Figure 2

UBA52 regulates protein synthesis.

(A) Ubiquitin expression in UBA52-deficient cells. Total RNA was isolated from DLD-1 cells 24 h after short interfering RNA (siRNA) transfection. UBC, UBB, UBA52, and UBA80 mRNA levels were measured by quantitative real-time reverse-transcription PCR and normalized to ACTB levels. Error bars indicate standard deviations. Data represent three independent experiments (n = 8). **P < 0.01 (one-way ANOVA followed by Tukey’s test). (B) UBA52 cleavage in DLD-1 cells. FLAG-UBA52-green fluorescent protein (GFP) expression in DLD-1 cells. DLD-1 cells were transfected with FLAG-GFP or FLAG-UBA52-GFP. After 45 h, cells were lysed and immunoblotted for the indicated proteins. Data are representative of more than three independent experiments. (C) Cleave-resistant mutants in HEK293T cells. HEK293T cells were transfected with three types of mutation vectors. After 24 h, cells were lysed and immunoblotted for the indicated proteins.
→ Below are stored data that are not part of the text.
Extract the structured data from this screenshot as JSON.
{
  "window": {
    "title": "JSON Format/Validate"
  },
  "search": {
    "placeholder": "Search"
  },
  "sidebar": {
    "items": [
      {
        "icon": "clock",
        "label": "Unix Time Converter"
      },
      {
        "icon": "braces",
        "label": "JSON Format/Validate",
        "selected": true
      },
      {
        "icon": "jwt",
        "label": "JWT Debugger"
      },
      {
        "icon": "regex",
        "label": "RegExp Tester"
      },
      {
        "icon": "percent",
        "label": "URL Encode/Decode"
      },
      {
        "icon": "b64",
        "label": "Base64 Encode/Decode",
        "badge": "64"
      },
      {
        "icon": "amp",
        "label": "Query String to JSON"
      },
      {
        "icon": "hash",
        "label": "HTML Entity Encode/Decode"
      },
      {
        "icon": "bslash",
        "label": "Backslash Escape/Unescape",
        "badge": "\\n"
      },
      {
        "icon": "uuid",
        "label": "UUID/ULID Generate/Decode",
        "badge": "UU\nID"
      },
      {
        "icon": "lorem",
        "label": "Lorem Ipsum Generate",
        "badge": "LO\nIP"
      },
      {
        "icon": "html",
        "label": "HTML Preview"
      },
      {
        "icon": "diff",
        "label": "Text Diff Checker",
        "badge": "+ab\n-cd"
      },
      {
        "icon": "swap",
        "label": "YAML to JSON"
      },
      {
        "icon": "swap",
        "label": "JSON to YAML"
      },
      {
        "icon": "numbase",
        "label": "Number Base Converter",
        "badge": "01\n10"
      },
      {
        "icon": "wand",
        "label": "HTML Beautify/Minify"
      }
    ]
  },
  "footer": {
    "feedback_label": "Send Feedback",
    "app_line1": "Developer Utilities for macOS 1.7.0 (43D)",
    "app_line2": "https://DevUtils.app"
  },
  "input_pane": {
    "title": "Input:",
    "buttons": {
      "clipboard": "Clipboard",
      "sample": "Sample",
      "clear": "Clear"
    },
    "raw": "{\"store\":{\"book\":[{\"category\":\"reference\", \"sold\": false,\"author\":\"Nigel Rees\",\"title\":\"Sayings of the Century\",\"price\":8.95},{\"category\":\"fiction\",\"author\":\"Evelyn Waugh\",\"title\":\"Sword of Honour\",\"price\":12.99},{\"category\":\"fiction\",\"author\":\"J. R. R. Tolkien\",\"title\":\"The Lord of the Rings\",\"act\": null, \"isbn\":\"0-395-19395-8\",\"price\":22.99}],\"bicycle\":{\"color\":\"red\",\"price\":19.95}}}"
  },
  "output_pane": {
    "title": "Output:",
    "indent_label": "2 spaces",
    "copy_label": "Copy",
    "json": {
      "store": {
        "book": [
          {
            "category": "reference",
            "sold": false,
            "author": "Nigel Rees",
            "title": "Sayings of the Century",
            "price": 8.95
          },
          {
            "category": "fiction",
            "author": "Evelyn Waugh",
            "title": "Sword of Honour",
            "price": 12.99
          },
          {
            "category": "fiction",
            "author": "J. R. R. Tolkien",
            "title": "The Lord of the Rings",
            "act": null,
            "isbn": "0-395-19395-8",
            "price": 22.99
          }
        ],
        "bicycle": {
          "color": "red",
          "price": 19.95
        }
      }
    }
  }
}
G75/76A mutations lead to cleavage resistance (FLAG-UBA52-GFP (CR))¹⁷. Data are representative of more than three independent experiments. (D) UBA52 localization in DLD-1 cells. DLD-1 cells were transfected with FLAG-GFP or FLAG-UBA52-GFP. After 24 h, images were acquired using a confocal laser microscope. Data are representative of three independent experiments. GFP (green) and 4′,6-diamidino-2-phenylindole (blue). (E) Subcellular fractions of DLD-1 cells. DLD-1 cells were transfected with a UBA52 siRNA and lysed for ultracentrifugation at the indicated time. S100 (cytosol) and P100 (crude ribosome pellet) fractions were immunoblotted for the indicated proteins. Data are representative of more than three independent experiments. (F,G) Protein synthesis in UBA52-deficient cells. DLD-1 cells (F) or Hela cells (G) were transfected with UBA52 or ribosomal protein (RP) S3 siRNAs. The cells were treated with cycloheximide (100 μg/ml) for 3 h. Cells were incubated with O-propargyl-puromycin (20 μM) for 30 min and then harvested for the protein synthesis assay. Data are representative of more than two independent experiments. *P < 0.05, **P < 0.01 (one-way ANOVA followed by Tukey’s test). We confirmed knockdown efficiency by quantitative real-time (RT) PCR and normalized to ACTB levels. Data are representative of two independent experiments.